If you’re already well-along in your project, it may be easier to create an ‘aspirational’ directory and populate it from your existing work. I do this regularly! I often find I’ve charged into an analysis without thinking about archiving, and after a few weeks I have an unholy mess of files and data to deal with. In that case, I create a new directory, a README, and copy over the main code file I’m using to that directory. When I get to the first data file in that directory, I copy it over to the data/ directory in the new archive, adjust the code to use the relative path, if necessary, and continue. This can be very helpful in clarifying what code and files you actually need and use, and what can be left behind.

This is also a good opportunity to ensure that your analysis is structured in a way that it can run start-to-finish without manual editing

You don’t need to delete anything in the old directory, you can keep it in case you later decide you want to revisit some ideas in there.

What to do with it all

One of the benefits of structuring your code in a single directory is there are lots of tools that you can use to manage it. git and GitHub are popular, and very powerful for managing code, especially tracking different versions of the same files. However, they require a certain amount of discipline to get the full benefit, and they are challenging to learn. RStudio does have good support for GitHub repositories.

You can also keep it simple, and sync your directory to Google Drive, Dropbox, Nextcloud, or many other options. Once your work is published, you can archive it permanently on Zenodo, DataDryad, or other online services.

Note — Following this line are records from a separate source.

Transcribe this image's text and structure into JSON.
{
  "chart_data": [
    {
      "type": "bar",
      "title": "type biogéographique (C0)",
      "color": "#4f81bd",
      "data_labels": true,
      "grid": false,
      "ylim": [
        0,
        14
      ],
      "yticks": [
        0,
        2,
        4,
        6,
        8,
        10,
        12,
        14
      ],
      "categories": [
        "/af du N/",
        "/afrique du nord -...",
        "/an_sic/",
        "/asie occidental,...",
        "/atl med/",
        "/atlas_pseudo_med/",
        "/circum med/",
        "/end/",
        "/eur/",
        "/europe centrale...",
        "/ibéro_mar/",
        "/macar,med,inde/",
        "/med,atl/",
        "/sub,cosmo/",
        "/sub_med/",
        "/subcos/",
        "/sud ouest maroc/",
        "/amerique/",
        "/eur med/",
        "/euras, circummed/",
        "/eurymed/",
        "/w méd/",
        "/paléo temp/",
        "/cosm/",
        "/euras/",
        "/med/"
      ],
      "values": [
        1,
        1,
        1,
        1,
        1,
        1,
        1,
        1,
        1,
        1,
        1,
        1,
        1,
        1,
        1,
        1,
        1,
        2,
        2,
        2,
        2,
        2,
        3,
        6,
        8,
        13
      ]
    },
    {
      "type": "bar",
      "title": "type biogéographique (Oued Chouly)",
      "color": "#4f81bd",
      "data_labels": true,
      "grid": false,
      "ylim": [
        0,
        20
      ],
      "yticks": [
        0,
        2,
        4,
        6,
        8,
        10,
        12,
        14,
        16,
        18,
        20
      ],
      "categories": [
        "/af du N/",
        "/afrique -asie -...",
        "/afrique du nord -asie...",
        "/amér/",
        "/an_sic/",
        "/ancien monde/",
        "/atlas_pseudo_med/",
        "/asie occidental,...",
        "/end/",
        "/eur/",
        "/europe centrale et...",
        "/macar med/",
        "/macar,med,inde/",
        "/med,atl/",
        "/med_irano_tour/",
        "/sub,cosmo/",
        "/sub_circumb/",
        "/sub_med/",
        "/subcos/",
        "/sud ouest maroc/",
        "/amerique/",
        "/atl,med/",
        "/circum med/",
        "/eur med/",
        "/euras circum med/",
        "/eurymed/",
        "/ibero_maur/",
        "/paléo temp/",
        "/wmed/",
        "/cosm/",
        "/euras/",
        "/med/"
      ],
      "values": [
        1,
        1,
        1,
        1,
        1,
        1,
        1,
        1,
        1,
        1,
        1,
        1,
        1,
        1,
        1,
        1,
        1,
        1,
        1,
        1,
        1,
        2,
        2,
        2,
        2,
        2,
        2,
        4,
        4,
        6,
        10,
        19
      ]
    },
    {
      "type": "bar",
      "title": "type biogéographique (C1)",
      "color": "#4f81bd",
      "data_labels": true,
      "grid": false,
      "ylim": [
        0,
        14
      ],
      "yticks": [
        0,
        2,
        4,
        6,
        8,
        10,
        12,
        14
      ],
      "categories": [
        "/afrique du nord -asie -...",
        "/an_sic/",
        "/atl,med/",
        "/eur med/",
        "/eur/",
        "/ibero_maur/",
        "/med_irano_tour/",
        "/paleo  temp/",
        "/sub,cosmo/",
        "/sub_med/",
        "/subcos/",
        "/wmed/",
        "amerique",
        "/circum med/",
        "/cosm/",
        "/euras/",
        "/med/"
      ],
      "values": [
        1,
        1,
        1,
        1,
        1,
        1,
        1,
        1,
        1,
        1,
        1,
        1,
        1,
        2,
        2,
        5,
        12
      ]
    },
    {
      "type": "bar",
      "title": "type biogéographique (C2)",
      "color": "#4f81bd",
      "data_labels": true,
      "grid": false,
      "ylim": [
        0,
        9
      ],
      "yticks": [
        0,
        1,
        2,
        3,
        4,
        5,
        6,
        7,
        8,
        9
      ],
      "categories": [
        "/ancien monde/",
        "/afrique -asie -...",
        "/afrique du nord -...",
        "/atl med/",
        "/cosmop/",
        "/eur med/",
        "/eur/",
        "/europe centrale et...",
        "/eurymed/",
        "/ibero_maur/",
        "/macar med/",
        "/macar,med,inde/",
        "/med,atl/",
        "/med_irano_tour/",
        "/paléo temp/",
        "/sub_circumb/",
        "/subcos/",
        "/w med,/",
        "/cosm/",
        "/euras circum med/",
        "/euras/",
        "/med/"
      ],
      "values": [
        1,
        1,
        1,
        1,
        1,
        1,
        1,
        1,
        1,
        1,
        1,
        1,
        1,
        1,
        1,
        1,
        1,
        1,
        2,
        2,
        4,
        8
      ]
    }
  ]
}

All of these options will support housing a single directory and its subdirectories. None of these options will be easy to deal with if you have files spread across multiple directories and mixed with files from other projects!

Examples

I’ve been doing some version of this for my own work for years, but have only recently moved to permanent, public archives of my work. Here are three recent examples:

I’m still figuring out how best to do this, and my practice will definitely continue to change and evolve. Regardless of the specifics, I have benefited enormously from investing the time needed to make coherent archives of my projects.

References

Alston, J. M., and J. A. Rick. 2021. A Beginner’s Guide to Conducting Reproducible Research. The Bulletin of the Ecological Society of America 102: e01801.

Foster, S. L., H. M. Kharouba, and T. W. Smith. 2022. Testing the assumption of environmental equilibrium in an invasive plant species over a 130 year history. Ecography: e06284.

Hayes, A., S. Wang, A. T. Whittemore, and T. W. Smith. 2022. The Genetic Diversity of Triploid Celtis Pumila and its Diploid Relatives C. Occidentalis and C. Laevigata (Cannabaceae). Systematic Botany 47: 441–451.

Nowell, V. J., S. Wang, and T. W. Smith. 2022. Conservation assessment of a range-edge population of Trichophorum Planifolium (Cyperaceae) reveals range-wide inbreeding and locally divergent environmental conditions. Botany 100: 631–642.